Sessions categorically refused to say if he has discussed the FBI investigation with Trump and was forthcoming only when talking about prosecuting leakers of classified information to the news media, which is the Republicans' favorite way of trying to change the subject.
Despite having recused himself from the Justice Department's Russia investigation but then having his hands all over Comey's firing, Sessions also said he would not re-recuse himself and will continue to oversee Justice. 
All that noted, I continue to believe that the attention being paid to the Kislyak-Sessions encounters is a big, fat distraction.  So does Josh Marshall at Talking Points Memo, who wrote as Sessions was speaking that:
There were lots and lots of warning signs about Trump's relationship with Russia (both policy subservience and business ties) before what we now think of as the centerpiece of the story even happened.  The possible quid pro quo of policy subservience in exchange for business opportunities and cash was right there in the open before Russia began a massive campaign of more or less open interventions on Trump's behalf. 
. . . What happened stretches way back to the earliest days of the race and likely, in key respects, long before.  The meetings and events that are now the focus are more like the fruition of whatever was afoot.  They are far from the whole story.
To which I can only add, the key to Sessions' role is to what extent he was privy of that very big something.   
It is difficult to believe Sessions was out of the loop because he has kept resorting to taking big bites out of the perjury apple.  Even given that he is someone for whom lying has become reflexive over a long career in Republican politics, what he has continued to lie about is figuratively at the heart of the scandal and literally a heartbeat from that very big something.  
Finally, back to the report that Trump is contemplating firing Mueller.   
Some pundits say he has no intention of doing so.  They note that NewsMax Media boss Christopher Ruddy, the friend who floated the possibility, actually thinks it is a lousy idea.  He knew Trump was unlikely to take his advice when he visited the White House on Monday, but because Trump is so consumed by television news so he can see who is being naughty and who is being nice, Ruddy knew he would pay attention to what he said on the boob tube later that night. 
Amazing, eh? 
Other pundits say Trump's nothing-if-not-erratic personality and disrespect for political norms makes firing Mueller for the same reason he fired Comey (and New York U.S. Attorney Preet Bharara before him) a real possibility.  They note that Trump cannot help but act on his impulses, sees the special counsel as a huge threat to unearthing that very big thing, and it becomes more difficult for him to repress his knee-jerk "Off with his head!" impulse every time Mueller's name comes up. 
Like I said, amazing, eh?

Click HERE for a comprehensive Russia scandal timeline.

1 comment:

  1. I wonder if the "very big something" is simply that Trump has been and continues to be a conduit for large sums of Russian and related kleptocrats' money.
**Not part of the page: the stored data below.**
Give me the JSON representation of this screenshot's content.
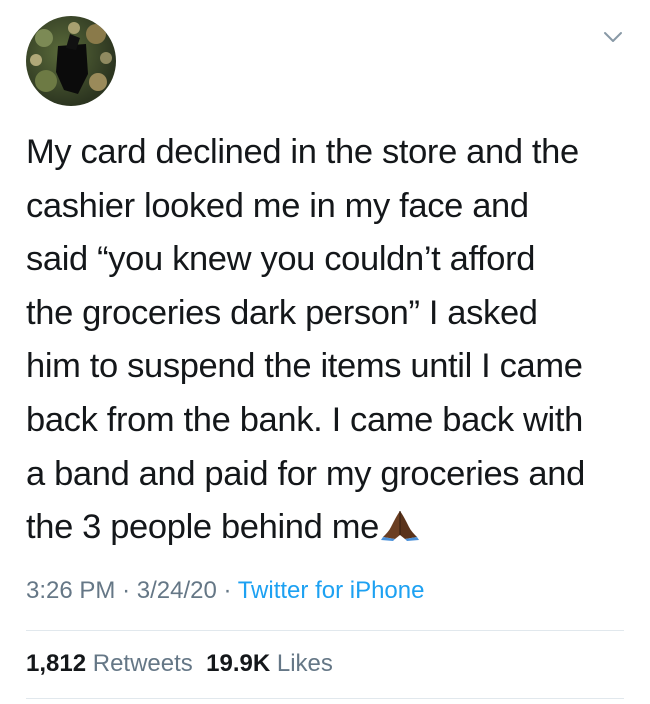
{
  "tweet": {
    "lines": [
      "My card declined in the store and the",
      "cashier looked me in my face and",
      "said “you knew you couldn’t afford",
      "the groceries dark person” I asked",
      "him to suspend the items until I came",
      "back from the bank. I came back with",
      "a band and paid for my groceries and",
      "the 3 people behind me"
    ],
    "emoji": "folded-hands-emoji"
  },
  "meta": {
    "time": "3:26 PM",
    "separator": "·",
    "date": "3/24/20",
    "source": "Twitter for iPhone"
  },
  "stats": {
    "retweets_count": "1,812",
    "retweets_label": "Retweets",
    "likes_count": "19.9K",
    "likes_label": "Likes"
  },
  "colors": {
    "text": "#14171a",
    "muted": "#657786",
    "link": "#1da1f2",
    "divider": "#e1e8ed"
  },
  "icons": [
    "avatar-image",
    "chevron-down-icon",
    "folded-hands-emoji"
  ]
}
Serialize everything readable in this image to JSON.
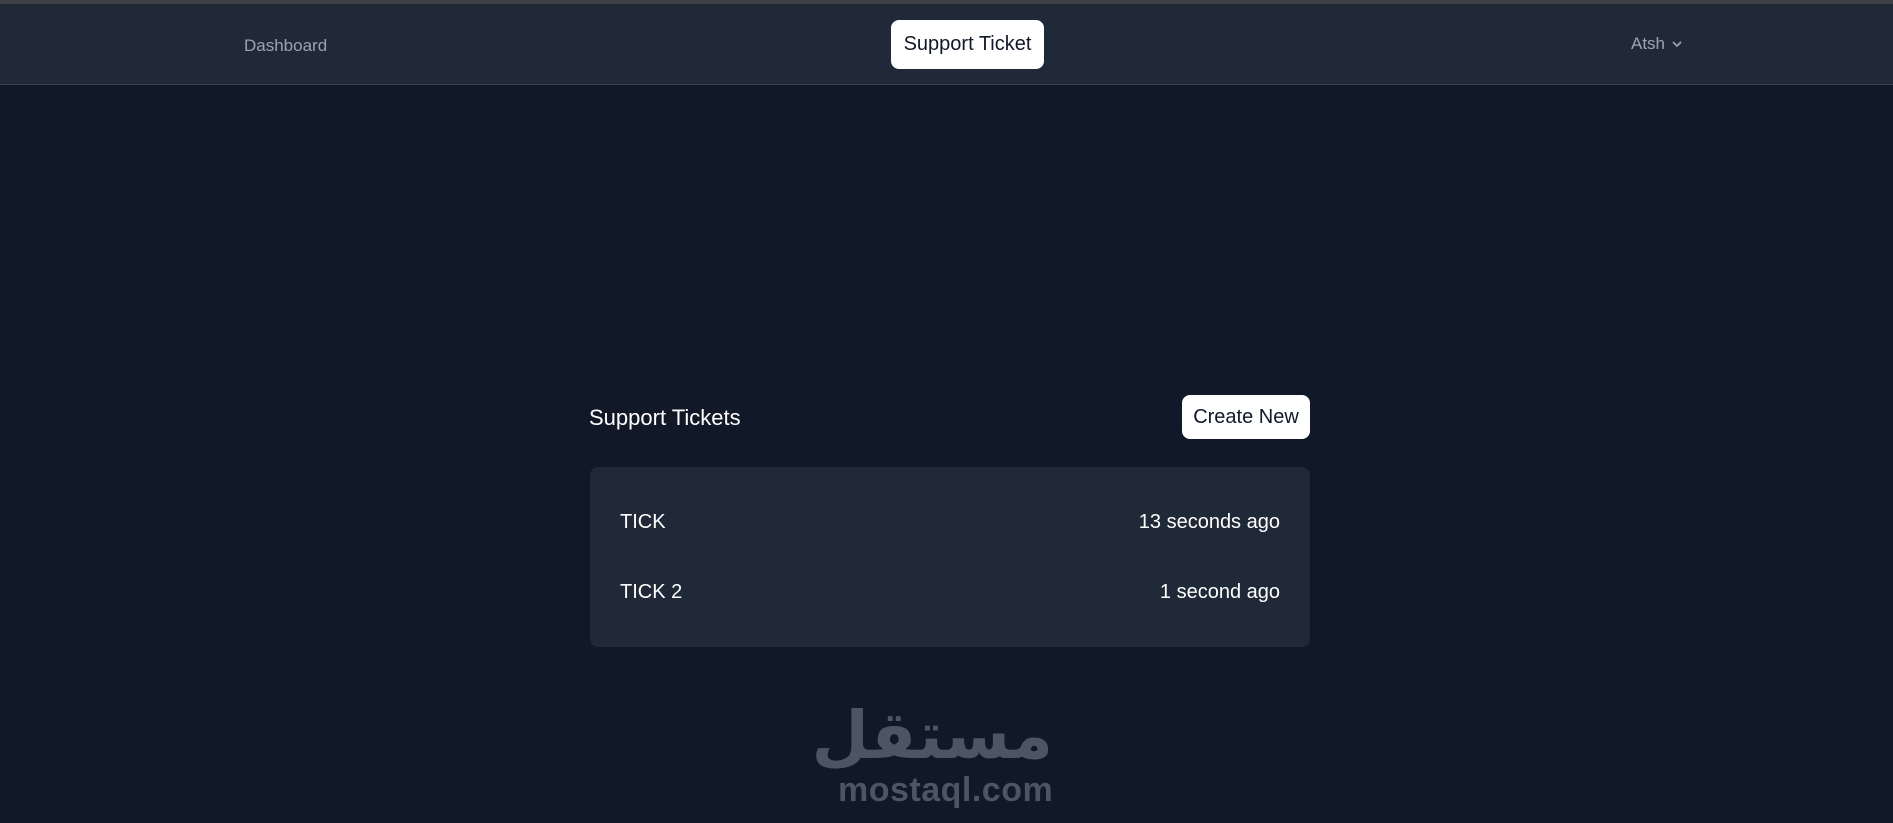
{
  "nav": {
    "dashboard_label": "Dashboard",
    "active_label": "Support Ticket",
    "user_name": "Atsh"
  },
  "main": {
    "title": "Support Tickets",
    "create_label": "Create New",
    "tickets": [
      {
        "name": "TICK",
        "time": "13 seconds ago"
      },
      {
        "name": "TICK 2",
        "time": "1 second ago"
      }
    ]
  },
  "watermark": {
    "arabic": "مستقل",
    "latin": "mostaql.com"
  },
  "colors": {
    "page_bg": "#111827",
    "nav_bg": "#1f2937",
    "card_bg": "#1f2937",
    "button_bg": "#ffffff",
    "muted_text": "#9ca3af"
  },
  "icons": {
    "user_dropdown": "chevron-down-icon"
  }
}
They need safe havens for the wealth they have fleeced from their countries, and Trump & Family offer all kinds of real estate and other investments that they can use to launder the money. Josh Marshall has brought up this line of thinking as the most innocent explanation for Trump's behavior. If that is all true, it's not clear to me whether Trump et al would have broken laws, although taking money from proscribed banks would be a big no-no.